Крин повернулся и посмотрел на непроницаемого молодого человека в темных очках.
– Отдел внутренних расследований.
Токомин усмехнулся.
– То есть, Вы ведете следствие, но сами под следствием.
– Артем, не надо. Не устраивай скандал. Никто здесь ни в чем не виноват.
– Виноват.
– Если у вас есть вопросы, я на них отвечу, – сказал Крин.
– Кто убил моего сына?
– Мы это узнаем.
– Я еду в морг одна, а ты можешь оставаться и делать все так, как всегда делал в своей жизни!
– Маргарита Леонидовна, подождите секунду. Барыбкин. – Крин поднял любителя кукурузы из-за стола и увел его в глубины отдела. Ник улучил этот момент, чтобы наклониться к Корби.
– Нравится смотреть в глаза его матери и отцу? – еле слышно процедил он ему в ухо. Корби оглянулся на него диким затравленным взглядом.
Прошло меньше минуты, и Крин вернулся с бумагами.
– Вам нужно расписаться здесь и здесь, и на этой бумаге – в морге, если вы признаете, что погибший – ваш сын.
Мать Андрея всхлипнула. Мужчина со шрамом даже не посмотрел в ее сторону. Он сверлил Крина глазами.
– Барыбкин будет сопровождать вас.
– Хорошо. – Маргарита вместе с оперативником пошла к выходу.

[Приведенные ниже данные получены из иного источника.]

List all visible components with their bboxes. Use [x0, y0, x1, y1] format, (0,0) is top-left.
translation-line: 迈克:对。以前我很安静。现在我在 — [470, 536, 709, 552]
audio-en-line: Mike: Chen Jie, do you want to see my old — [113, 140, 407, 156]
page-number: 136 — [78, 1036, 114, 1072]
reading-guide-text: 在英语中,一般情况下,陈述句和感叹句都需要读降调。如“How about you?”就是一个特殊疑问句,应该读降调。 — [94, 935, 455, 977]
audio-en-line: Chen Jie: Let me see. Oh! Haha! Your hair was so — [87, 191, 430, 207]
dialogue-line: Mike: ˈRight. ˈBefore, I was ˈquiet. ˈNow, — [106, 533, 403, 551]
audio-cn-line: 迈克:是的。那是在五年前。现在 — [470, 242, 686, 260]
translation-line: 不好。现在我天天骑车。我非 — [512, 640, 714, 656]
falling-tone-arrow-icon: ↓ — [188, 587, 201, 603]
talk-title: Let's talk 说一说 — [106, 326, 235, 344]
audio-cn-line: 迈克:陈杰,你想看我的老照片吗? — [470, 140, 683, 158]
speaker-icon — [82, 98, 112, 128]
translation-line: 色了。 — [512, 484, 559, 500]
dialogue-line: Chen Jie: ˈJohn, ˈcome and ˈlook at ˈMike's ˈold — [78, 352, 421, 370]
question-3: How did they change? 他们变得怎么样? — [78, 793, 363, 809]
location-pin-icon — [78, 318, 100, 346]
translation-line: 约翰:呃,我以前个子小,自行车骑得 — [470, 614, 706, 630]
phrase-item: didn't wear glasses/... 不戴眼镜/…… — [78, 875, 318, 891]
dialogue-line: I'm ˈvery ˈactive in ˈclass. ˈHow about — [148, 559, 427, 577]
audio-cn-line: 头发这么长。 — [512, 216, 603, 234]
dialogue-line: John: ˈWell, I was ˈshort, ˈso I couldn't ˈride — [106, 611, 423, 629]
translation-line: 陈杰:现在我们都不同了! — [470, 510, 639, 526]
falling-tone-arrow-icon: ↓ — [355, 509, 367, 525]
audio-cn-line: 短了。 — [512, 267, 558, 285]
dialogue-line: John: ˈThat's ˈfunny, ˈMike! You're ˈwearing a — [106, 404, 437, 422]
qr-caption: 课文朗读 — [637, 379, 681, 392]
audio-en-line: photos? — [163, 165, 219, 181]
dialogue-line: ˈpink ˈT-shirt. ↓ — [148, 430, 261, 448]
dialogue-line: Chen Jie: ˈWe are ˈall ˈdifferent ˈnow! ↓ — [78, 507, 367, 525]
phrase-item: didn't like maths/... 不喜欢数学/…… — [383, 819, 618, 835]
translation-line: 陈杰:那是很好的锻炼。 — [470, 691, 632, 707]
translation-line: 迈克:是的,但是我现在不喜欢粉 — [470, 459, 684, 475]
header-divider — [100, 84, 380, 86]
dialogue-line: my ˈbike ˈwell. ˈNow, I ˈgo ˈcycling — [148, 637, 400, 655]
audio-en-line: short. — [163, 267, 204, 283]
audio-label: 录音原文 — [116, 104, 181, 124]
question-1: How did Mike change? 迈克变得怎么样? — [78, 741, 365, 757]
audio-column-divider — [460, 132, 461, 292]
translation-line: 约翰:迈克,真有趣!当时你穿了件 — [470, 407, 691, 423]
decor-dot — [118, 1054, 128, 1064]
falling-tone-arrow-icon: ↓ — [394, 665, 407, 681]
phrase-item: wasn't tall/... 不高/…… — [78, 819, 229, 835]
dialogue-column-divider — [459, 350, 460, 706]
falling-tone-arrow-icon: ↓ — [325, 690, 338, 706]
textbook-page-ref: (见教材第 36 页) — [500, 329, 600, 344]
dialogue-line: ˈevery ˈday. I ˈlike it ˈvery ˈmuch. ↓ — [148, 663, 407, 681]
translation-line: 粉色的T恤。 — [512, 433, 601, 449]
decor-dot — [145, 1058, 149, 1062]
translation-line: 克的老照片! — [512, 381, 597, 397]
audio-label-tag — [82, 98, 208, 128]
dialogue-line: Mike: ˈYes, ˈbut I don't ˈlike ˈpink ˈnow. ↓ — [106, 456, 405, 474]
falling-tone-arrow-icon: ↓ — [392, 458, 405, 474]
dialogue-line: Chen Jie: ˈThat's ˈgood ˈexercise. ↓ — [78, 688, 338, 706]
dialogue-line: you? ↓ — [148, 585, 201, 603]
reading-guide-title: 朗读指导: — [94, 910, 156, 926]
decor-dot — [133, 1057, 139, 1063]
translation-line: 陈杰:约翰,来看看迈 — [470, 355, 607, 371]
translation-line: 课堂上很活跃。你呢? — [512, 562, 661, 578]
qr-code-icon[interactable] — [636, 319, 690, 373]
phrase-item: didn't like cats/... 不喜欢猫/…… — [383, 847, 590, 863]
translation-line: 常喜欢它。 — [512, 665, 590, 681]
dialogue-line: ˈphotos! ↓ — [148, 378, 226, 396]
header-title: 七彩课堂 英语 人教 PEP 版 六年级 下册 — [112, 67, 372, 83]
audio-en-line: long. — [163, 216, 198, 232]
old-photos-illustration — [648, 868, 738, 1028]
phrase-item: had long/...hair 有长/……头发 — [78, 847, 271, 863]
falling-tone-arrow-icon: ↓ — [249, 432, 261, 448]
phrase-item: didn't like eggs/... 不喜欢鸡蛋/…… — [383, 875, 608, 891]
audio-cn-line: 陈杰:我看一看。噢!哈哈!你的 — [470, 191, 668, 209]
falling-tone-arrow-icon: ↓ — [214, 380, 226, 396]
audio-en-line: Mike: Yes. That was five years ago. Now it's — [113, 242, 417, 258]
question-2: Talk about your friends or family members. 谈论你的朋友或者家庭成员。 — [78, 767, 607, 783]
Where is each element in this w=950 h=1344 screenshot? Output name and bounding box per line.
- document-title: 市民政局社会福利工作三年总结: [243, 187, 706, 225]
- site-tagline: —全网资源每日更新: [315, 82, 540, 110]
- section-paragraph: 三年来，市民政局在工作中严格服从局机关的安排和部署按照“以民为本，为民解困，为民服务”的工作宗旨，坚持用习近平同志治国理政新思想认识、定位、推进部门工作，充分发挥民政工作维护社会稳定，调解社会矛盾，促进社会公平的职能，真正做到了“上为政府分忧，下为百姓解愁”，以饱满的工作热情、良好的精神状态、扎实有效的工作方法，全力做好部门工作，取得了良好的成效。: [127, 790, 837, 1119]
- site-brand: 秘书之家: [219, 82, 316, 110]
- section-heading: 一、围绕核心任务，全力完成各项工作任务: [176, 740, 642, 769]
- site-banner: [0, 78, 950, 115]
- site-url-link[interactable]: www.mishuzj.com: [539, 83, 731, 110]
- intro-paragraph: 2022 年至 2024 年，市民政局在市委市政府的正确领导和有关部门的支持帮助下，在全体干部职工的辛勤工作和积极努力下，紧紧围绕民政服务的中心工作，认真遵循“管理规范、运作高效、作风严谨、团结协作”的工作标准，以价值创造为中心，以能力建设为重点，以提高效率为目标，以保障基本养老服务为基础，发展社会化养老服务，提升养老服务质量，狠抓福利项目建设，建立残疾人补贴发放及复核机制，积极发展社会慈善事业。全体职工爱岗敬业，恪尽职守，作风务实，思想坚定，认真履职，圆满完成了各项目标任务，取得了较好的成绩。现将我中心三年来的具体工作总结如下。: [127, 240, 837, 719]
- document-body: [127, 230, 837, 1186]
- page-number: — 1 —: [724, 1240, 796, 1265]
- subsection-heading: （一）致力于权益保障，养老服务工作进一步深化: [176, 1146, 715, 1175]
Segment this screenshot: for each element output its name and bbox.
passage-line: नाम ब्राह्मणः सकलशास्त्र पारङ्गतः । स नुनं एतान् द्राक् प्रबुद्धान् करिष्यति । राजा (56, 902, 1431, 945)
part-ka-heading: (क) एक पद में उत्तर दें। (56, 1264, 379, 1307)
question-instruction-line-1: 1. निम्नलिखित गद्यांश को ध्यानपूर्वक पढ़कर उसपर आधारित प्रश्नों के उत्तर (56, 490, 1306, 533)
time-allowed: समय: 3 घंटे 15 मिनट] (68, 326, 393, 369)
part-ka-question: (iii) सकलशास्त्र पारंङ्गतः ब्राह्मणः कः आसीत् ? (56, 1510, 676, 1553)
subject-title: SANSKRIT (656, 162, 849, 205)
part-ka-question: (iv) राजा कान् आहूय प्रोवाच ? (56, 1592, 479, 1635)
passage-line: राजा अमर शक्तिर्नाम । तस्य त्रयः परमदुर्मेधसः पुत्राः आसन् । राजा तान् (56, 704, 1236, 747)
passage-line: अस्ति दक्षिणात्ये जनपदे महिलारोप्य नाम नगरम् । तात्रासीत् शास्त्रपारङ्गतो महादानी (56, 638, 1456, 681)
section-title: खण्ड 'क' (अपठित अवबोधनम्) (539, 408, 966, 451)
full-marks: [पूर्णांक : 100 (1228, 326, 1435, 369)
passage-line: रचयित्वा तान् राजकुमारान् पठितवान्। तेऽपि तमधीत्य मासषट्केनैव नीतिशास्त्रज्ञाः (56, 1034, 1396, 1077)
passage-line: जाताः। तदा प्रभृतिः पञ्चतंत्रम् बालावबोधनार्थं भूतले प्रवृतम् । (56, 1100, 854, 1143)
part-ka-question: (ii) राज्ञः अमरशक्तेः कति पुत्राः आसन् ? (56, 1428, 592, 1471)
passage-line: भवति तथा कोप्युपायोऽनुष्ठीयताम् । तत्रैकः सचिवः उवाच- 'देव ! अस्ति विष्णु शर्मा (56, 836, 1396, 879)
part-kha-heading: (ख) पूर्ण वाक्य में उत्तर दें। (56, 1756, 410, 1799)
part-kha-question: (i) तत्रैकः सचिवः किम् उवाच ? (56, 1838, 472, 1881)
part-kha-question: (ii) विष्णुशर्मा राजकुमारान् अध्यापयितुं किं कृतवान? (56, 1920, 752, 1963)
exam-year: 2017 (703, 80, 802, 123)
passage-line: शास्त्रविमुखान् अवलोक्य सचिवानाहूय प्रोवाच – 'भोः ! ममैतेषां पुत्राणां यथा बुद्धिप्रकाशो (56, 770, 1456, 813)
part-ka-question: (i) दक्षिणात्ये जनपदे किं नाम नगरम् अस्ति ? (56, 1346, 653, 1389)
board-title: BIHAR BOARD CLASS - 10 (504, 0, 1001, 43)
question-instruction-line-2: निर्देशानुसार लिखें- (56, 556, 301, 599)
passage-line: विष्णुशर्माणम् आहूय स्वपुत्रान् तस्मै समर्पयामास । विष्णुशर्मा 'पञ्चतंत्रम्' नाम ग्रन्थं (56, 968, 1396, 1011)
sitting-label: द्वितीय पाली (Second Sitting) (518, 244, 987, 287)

Корби смотрел ей вслед. «Скоро ее ждет то, что я пережил у машины моих родителей, – с неожиданной ясностью подумал он. – Она увидит его тело, его мертвое лицо и расколотую голову, его безвольные руки и сломанную ногу».
Следователь повернулся к Токомину.
– Теперь я снова Вас слушаю. Мы ведем следствие. Что еще Вы хотите знать?
– Все.
Крин скрипнул зубами.
– Я сам не знаю всего.
– Вы видите этот шрам? – сказал человек с изуродованным лицом. – Четыре года назад мой сын спас мне жизнь. Поэтому сейчас я хочу знать. Кто. Его. Убил.
«Андрей спас ему жизнь, – повторил Корби в своих мыслях. – Андрей сделал для своего отца то, что я не сделал для своего. Как странно. Как глупо, что я жив. Жив, виноватый во всем. Как глупо, что я отвергал Андрея».
Следователь тяжело вздохнул.
– Вот сидят люди, с которыми мне нужно поговорить, чтобы быть на шаг ближе к ответу на этот вопрос. Но сейчас я говорю не с ними, а с Вами, потому что уважаю Ваше положение. И еще потому, что Вы обвинили меня в том, что я пытаюсь от Вас отделаться. Я не пытаюсь. Я готов ответить на любые вопросы. Все, что я знаю.
– Хотите с ними говорить? – холодно поинтересовался Токомин. – Пожалуйста. Говорите. – Он отступил в сторону.
– Николай Рябин, пройдемте ко мне в отдел, – сказал Крин. – Всего несколько вопросов, и я смогу отпустить Вас и Вашего дедушку.
Корби механически встал и пошел за следователем. Молодой сотрудник отдела внутренних расследований закрыл за ними дверь.
– Я буду присутствовать при допросе, – сказал он в спину Корби. – Пусть вас это не смущает.
В комнате было светлее, чем в освещенном лампами коридоре. Стол Крина стоял боком к окну в выгородке из двух ширм. Старый монитор с маленьким мерцающим экраном, засаленная клавиатура, кипы бумаг, бокс с дискетами. За одной из ширм кто-то разговаривал, за другой работал принтер или факс. Корби предложили стул напротив Крина. Молодой мужчина сел с угла стола. Его молчаливое присутствие действовало угнетающе. В остальном все было как вчера: диктофон, анкета, только теперь вместо блокнота Крин использовал протокол.